Concerning the passage of the Gauls into Italy we have heard as follows. In the reign of Tarquinius Priscus at Rome, the supreme government of the Celts, who compose the third part of Gaul, was in the hands of the Biturigians: they gave a king to the Celtic nation.
This was Ambigatus, one very much distinguished by his merit, and both his great prosperity in his own concerns and in those of the public; for under his administration Gaul was so fruitful and so well peopled, that so very great a population appeared scarcely capable of being restrained by any government.
He being now advanced in years, and anxious to relieve his kingdom of so oppressive a crowd, declares his intention to bend his sister's sons, Bellovesus and Sigovesus, two enterprising youths, into whatever settlements the gods should grant them by augury:
that they should take out with them as great a number of men as they pleased, so that no nation might be able to obstruct them in their progress. Then to Sigovesus the Hercynian forest was assigned by the oracle: to Bellovesus the gods marked out a much more cheering route into Italy.
He carried out with him from the Biturigians, the Arvernians, the Senonians, the Aeduans, the Ambarrians, the Carnutians, and the Aulercians, all that was superfluous in their population. Having set out with an immense force of horse and foot, he arrived in the country of the Tricastinians.
Next the Alps were opposed [to their progress], and I am not surprised that they should seem impassable, as they had never been climbed over through any path as yet, as far at least as tradition can extend, unless we are disposed to believe the stories regarding Hercules.
When the height of the mountains kept the Gauls there penned up as it were, and they were looking around [to discover] by what path they might pass into another world between the summits, which joined the sky, a religious scruple detained them, it having been announced to them that strangers in search of lands were attacked by the nation of the Salyans.
These were the Massilians, who had come by sea from Phocaea.
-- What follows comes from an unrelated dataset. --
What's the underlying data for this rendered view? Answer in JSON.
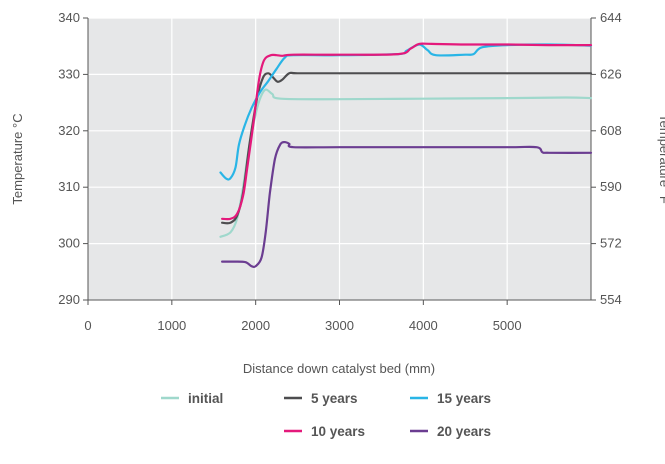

The Gauls considering this an omen of their own fortune, assisted them in fortifying the ground which they had taken possession of on their first landing, covered with spacious woods.
They themselves crossed the Alps through the Taurinian and pathless forests; and having defeated the Etrurians not far from the Ticinus, on hearing that the land in which they had posted themselves was called Insubria, the same name as the Insubres, a canton of the Aedui: embracing the omen of the place, they built a city there, and called it Mediolanum.